Lorsqu’on pénètre dans l’Atelier nous sommes attirés par une image recouverte de texte [Portraits Eponymes – 2011]. Un portrait flou d’une femme surimposé par une phrase : « L’énigme consiste à penser le hasard ensemble ». Il explique : « Cela signifie que chaque jour on devient ce que l’on est et il faut toujours être prêts à intégrer des variables incontrôlables, des variables qui sont la plupart du temps générées par notre environnement. C’est une sorte de forme mathématique et philosophique où le hasard joue un rôle central. »[1] Ainsi, le hasard est le fil conducteur de l’exposition, l’image est extraite d’un film, Christian Globensky procède depuis plusieurs années à une récupération d’images provenant des médias, du cinéma et des arts de manière générale. Il s’approprie ces images glanées et les détourne. La femme instituée comme une icône, blonde, mystérieuse, pose une question d’ordre critique et philosophique. De la même manière, l’œuvre intitulée L’Aveuglement (2009) est formée d’une image de femmes voilées, encadrée par quatre petits néons allumés. Selon l’intensité de la lumière naturelle, environnante, celle des néons fait disparaître l’image centrale. Celle-ci est littéralement aveuglée et aveuglante. Il dit : « Je voulais jouer sur ce paradoxe à trop éclairer l’image on finit par ne plus la voir. » Une caractéristique technique et physique qui fait écho à l’image en elle-même de ces femmes voilées anonymes, qui, par choix ou non, portent le voile. « L’œuvre pose une réflexion sur le conditionnement, ces filles nées dans un pays en particulier ne mèneraient pas la même vie dans un autre, une destinée tout à fait différente. Une fois de plus le hasard entre en compte, celui de notre naissance, du lieu où on se trouve. » Christian Globensky instaure ainsi une réflexion sur la force des idéologies, qu’elles soient religieuses, sociales, consuméristes ou politiques, sur les consciences individuelles. L’icône religieuse est détournée au profit d’une lecture critique des multiples emprises du collectif sur l’individuel.

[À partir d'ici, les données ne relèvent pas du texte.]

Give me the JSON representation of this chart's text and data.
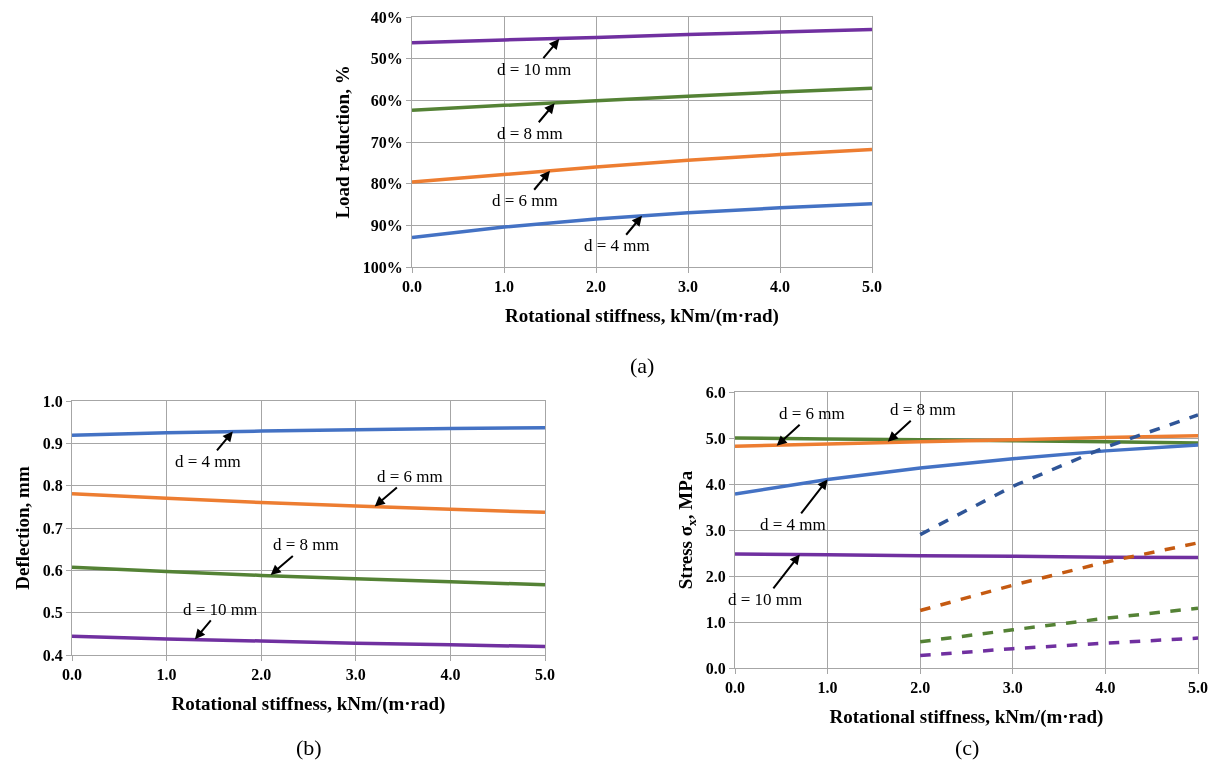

De la même manière, il poursuit sa réflexion sur les injonctions sociales, morales et sécuritaires dont nous sommes quotidiennement affublés avec une œuvre comme L’Image tue (2011). Il s’agit d’un paquet de cigarettes comme nous avons l’habitude de voir, un paquet de Lucky Strike dont les étiquettes de précaution ont été remplacées par des messages et images pour le moins inattendues. Ainsi nous rencontrons les portraits iconiques du Che Guevara et de Jimmy Hendrix qui interagissent non seulement avec le paquet en lui-même, mais aussi avec des citations de Nietzche en anglais : « One does not kill by anger, but by laughter » ou « Come, let us kill the Spirit of Gravity ». La philosophie détrône les injonctions (la différence entre le caractère informatif et injonctif des messages originaux est mince), les précautions d’usage et de consommation. L’artiste précise : « il va droit au but, je pense qu’il résume assez bien l’idée de l’exposition dans son ensemble, à la place de fumer tue, il est écrit « l’image tue ». Une phrase qui s’attache à l’esprit de mon travail de manière plus générale, c’est-à-dire au fait que je m’attaque aux représentations contemporaines et aux moyens de diffusion de ces représentations : l’image, le texte. »

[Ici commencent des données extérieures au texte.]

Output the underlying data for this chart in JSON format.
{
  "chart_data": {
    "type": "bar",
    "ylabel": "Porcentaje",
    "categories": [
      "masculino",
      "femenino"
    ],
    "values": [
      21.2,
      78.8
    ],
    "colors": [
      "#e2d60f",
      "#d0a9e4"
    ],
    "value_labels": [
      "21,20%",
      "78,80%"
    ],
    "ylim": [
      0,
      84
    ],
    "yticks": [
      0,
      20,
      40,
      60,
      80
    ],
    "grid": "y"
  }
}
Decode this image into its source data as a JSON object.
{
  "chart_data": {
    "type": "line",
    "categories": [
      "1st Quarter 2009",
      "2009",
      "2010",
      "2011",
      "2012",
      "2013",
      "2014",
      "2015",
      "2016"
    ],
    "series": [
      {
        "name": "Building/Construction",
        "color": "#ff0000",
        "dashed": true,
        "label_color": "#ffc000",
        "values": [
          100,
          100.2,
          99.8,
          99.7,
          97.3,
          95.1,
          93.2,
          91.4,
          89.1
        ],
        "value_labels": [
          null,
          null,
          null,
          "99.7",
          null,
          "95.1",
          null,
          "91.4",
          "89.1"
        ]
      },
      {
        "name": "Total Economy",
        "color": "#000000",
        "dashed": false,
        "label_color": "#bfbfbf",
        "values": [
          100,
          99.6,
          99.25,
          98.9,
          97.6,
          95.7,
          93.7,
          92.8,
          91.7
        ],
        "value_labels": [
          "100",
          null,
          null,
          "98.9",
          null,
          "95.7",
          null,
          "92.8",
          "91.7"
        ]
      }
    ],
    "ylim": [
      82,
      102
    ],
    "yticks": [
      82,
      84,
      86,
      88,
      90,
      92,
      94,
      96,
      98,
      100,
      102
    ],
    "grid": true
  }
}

L’objet commun devient le vecteur d’une critique de notre environnement aseptisé, protégé et souvent absurde. L’objet appelle à un retour du contrôle de soi, de nos comportements, nos désirs et nos besoins. Christian Globensky procède à un examen et à une subtile déconstruction des dérives de notre société qui joue sans cesse sur des peurs collectives, la surveillance par l’image et les messages. C’est ce que souligne Valise-paradis (2004), une petite valise en plastique, vert acidulé, transparente. Elle recèle un dispositif électronique composé d’un capteur de mouvement et d’un petit écran affichant non seulement des messages relatifs aux déplacements subis (dates et heures précises de chacun des mouvements) mais aussi ponctuellement des messages tantôt ironiques, tantôt philosophiques ou absurdes. Ces derniers sont générés de manière totalement aléatoire. Ainsi, si l’on attend et que l’on observe attentivement ce que la valise veut bien nous délivrer nous pouvons lire « En faisant mon yoga je me bats contre Al Qaida ». Une phrase qui nous ramène à l’objet même : une valise qui dans l’esprit collectif est potentiellement dangereuse. Tout bagage suspect sera immédiatement détruit. Depuis les attentats de 2001, une valise posée seule dans un espace public devient suspecte et dangereuse aux yeux de tous. Une fois de plus, l’artiste examine les modes de fonctionnement de ces peurs collectives cristallisées par des objets devenus symboliques.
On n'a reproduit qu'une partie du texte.